A Few Methods to Expedite Government Payments

We frequently are asked about ways to increase payments due from the government so we thought we would review some of the most common available options. Though sometimes slow, the government is notable for its reliability as a paying customer. In recent years changes to the FAR have been designed to speed up payments, particularly through direct submission of vouchers, rate variances, profit retainage recovery and quick closeout procedures.

Direct Voucher Submission

Contractors can now submit their public vouchers directly to payment offices and online, bypassing the historical process of first submitting them to the Defense Contract Audit Agency for review.
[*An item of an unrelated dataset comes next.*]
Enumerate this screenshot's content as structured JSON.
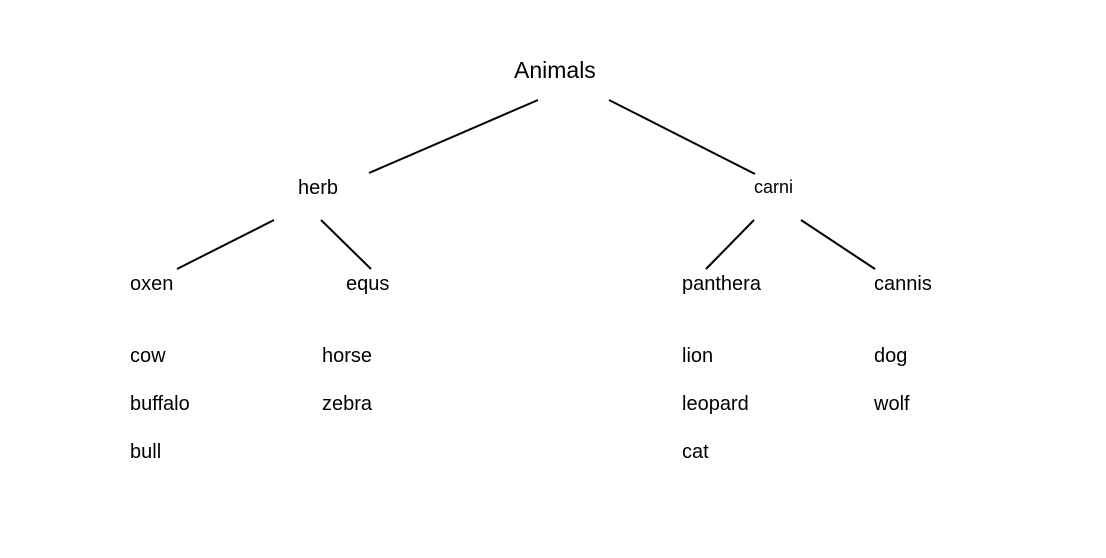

To be eligible for direct submission, contractors must (1) have an approved billing system (2) maintain approved billing rates (3) revise billing rates to reflect actual rates at year end that are adjusted for historical disallowances and (4) submit timely indirect cost rate proposals (due six months after year end). 7 GCA REPORT VOL 21, NO. 3 The government is undoubtedly pairing the incentive of faster payment with the implied penalty of contractors not complying with closing out contracts faster and submitting their incurred cost submittals on time. Before, there was virtually no penalty for failing to submit incurred cost proposals on time; now, failure to do so means direct billing may be prohibited.

Payment of Rate Variances

FAR 42.704(e) has been revised to encourage contractors to revise the provisional rates they have been using to reflect proposed final indirect cost rates. The former practice of waiting sometimes years for an incurred cost audit to adjust rates and bill for the variances has been replaced with contractors requests to adjust their provisional rates for the year with revised actual rates adjusted for historical disallowed costs resulting from audits. The elimination of old so-called “M” funds that allowed a virtual indefinite timeframe to collect the variances has resulted in limited funds to pay these variances, often resulting in failure to collect. By revising their billing rates, contractors can collect from more current funds, even their open contracts, while the government has fewer “surprises” chasing limited funding in later years. Another incentive for revising provisional rates is you can increase cashflow and have the opportunity to expand the originally funding level as you approach the original limits of the contract. One word of caution: the tactic of revising provisional rates to reflect actual costs is a good idea when contractors have underbilled (which is more and more common due, in part, to the need to bid low to win awards), but it may not be such a good idea when contractors have overbilled (provisional rates above actual).

Collecting Retainages

Retainage refers to the government’s withhold of 15% of fee, up to $100,000 on cost-type contracts as well as construction and incentive contracts. Historically retainages have not been collected until contract closeout which can take several years. The clause FAR 52.216-8 (Fixed Fee) has been revised to require the CO to release 75% of the fee retainage and permits up to 90% if the contractor has a good record of submitting and settling its incurred cost proposals. Release of the retainage requires (1) the contract be physically complete (2) the contractor has submitted its certified incurred cost proposal for the year of physical completion of the contract (3) the contractor is in compliance with all terms of the contract and (4) the contractor is not delinquent in submitting final invoices. The last condition has been tightened by changes to FAR 52.216-7 (Allowable Cost and Payment) that require final invoices be submitted within 120 days of settlement of the indirect rates for the last year of contract performance. Previously there was no regulatory period for the submission of final invoices and there was certainly no incentive when the contractor owed the government money.

Quick Closeouts

FAR 42.708 allows for contracts to be closed out in advance of settlements using proposed incurred cost rates. Utilizing this underused tool allows contractors to collect their rate variances and fee retentions quickly, eliminating any surprises resulting from audit adjustments later. Quick closeout may be used if (1) the amount of unsettled indirect costs for any one contract does not exceed $1 million and (2) the total indirect costs closed out this way are less than 15% of the total unsettled indirect costs. This 15 percent rule can be waived by the CO if the company has strong internal controls and relatively little historical cost disallowances. Also, the 15 percent rule applies to all outstanding costs so when DCAA has several outstanding years, you can quickly settle a lot of dollars.